Una opinión muy diferente ha mostrado la alcaldesa de Barcelona, Ada Colau, que ha llamado "cobarde" al presidente del gobierno, Mariano Rajoy, por "inundar de policía" la capital catalana.

El pabellón deportivo de Sant Julià de Ramis (Girona), donde tenía previsto votar el presidente de la Generalitat, Carles Puigdemont, ha sido uno de los escenarios más problemáticos en estas primeras horas.

Medio centenar de policías y guardias civiles han entrado hacia las 9:15 horas en el pabellón para requisar las urnas y el material para votar.

Más de un centenar de personas que estaban concentradas en el exterior del pabellón han intentado impedir entrar en el colegio, momento en que los agentes han intervenido y varios de los concentrados han caído al suelo.
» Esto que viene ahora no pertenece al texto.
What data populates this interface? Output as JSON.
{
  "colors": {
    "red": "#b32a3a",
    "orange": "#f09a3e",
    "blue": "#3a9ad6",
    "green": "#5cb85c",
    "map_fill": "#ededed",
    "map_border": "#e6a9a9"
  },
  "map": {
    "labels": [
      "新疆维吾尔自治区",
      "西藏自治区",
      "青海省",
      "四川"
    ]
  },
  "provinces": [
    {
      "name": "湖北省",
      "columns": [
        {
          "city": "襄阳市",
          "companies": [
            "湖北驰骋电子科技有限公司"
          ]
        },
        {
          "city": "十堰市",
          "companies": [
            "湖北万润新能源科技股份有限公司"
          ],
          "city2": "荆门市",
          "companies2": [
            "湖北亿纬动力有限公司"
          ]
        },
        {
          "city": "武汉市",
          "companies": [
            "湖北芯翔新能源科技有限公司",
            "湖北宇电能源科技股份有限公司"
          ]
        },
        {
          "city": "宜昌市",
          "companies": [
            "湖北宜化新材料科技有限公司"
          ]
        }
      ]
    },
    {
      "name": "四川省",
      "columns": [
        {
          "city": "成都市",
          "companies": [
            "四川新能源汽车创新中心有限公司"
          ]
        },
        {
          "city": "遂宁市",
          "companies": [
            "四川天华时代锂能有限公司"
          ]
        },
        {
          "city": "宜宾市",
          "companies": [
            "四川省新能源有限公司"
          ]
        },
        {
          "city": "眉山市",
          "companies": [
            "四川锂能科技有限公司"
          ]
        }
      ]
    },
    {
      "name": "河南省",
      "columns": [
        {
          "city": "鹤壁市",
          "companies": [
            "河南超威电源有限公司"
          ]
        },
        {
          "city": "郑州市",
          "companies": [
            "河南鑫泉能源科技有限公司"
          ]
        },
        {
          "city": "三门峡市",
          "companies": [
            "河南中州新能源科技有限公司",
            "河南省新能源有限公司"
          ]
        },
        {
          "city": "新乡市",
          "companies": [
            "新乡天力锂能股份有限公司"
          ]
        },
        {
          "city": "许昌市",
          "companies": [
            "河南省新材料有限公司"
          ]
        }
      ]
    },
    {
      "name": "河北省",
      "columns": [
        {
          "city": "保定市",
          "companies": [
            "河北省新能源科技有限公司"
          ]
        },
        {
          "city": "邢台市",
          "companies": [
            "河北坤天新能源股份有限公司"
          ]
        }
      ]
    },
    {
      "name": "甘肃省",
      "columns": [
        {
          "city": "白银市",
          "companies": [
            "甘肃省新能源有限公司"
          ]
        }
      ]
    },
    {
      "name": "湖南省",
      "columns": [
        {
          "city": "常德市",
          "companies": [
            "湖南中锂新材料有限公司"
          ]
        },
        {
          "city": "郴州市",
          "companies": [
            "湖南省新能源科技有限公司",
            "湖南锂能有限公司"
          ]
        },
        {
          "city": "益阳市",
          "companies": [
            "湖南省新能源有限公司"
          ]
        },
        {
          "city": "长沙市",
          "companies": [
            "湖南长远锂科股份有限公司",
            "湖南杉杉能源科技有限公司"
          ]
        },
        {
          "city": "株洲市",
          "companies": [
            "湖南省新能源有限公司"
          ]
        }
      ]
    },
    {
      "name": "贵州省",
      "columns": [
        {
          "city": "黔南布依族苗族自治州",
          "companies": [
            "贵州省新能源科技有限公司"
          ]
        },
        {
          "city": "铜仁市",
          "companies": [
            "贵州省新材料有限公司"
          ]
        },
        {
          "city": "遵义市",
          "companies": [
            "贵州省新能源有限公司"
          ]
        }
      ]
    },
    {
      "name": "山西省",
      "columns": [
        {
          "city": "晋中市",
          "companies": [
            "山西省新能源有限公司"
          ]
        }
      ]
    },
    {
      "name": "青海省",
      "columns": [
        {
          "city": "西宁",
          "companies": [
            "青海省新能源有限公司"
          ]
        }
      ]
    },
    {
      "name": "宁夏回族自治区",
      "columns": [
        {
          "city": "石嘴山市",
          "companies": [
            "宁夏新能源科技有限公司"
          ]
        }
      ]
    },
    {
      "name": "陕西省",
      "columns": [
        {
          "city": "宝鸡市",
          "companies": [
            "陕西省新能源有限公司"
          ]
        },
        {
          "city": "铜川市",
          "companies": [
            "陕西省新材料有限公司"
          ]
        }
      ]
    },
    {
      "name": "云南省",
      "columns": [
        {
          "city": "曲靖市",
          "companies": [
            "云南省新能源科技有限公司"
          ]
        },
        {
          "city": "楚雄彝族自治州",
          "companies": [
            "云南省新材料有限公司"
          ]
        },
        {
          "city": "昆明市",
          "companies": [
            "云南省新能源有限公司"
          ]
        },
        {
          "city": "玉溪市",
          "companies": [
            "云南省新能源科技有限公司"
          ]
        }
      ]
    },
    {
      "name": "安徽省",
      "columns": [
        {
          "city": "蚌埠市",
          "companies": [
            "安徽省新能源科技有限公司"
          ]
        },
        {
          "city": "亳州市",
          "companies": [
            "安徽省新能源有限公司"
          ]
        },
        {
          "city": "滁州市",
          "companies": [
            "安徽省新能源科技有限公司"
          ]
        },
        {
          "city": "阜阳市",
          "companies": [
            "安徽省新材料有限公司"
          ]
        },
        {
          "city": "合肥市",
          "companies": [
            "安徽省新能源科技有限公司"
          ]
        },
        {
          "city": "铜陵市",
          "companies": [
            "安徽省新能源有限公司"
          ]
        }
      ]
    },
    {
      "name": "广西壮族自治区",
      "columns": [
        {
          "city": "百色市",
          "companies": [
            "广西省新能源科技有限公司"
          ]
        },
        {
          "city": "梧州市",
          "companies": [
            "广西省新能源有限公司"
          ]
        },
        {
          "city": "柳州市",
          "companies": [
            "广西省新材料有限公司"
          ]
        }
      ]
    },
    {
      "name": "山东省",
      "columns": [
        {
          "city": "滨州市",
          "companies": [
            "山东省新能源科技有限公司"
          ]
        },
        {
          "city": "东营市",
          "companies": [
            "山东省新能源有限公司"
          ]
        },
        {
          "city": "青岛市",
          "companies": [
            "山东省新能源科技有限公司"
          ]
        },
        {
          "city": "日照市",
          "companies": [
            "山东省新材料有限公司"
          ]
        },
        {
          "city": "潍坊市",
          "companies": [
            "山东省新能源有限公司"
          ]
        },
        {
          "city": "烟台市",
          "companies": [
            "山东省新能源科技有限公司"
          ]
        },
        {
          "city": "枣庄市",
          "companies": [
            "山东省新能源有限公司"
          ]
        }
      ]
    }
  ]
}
Puigdemont ha decidido finalmente no acudir al colegio electoral de Sant Julià de Ramis, donde está empadronado, y ha ido a votar a Cornellà de Terri, a una quincena de kilómetros de Girona.

La posición de la prensa

La Vanguardia hace un "llamamiento a la serenidad" en una pieza titulada "Por el bien de todos". En el artículo, el diario aprecia "riesgo" de que el clima de desencuentro político "se traslade a la calle y se agrave en ella".

A juicio de La Vanguardia "no hay razones para dar apoyo alguno a una convocatoria de parte e ilegal" y que "es obvio que no reúne los mínimos requisitos democráticos ni presenta las garantías imprescindibles".

Considera el diario radicado en Barcelona que el 1-O será "muy probablemente" una "gran movilización popular" y concluye que el encaje de Cataluña en España "precisa de una revisión".

El Periódico expone en "Democracia, ley y convivencia" que el independentismo ha superado en los últimos meses "todos los límites imaginables" en el plano legal, político y cívico. Y califica de "fiasco", al margen de lo que hoy ocurra, el intento de organizar un referéndum "sin una clara mayoría en el Parlament, sin el acuerdo con el Estado y sin ningún aval internacional".

El diario editado en Barcelona lamenta que la consulta promovida por la Generalitat no haya conducido "a ninguna otra parte que a la pérdida del autogobierno catalán" y que el "empecinamiento en la desobediencia" del Govern haya trasladado el conflicto político a las calles y haya puesto en jaque la convivencia.

Según su editorial, cualquier intento de los dirigentes promotores del 1-O de presentar unos resultados que avalen una declaración unilateral de independencia dejaría a los líderes "invalidados" para "asegurar la convivencia y afrontar el diálogo que ha de llegar".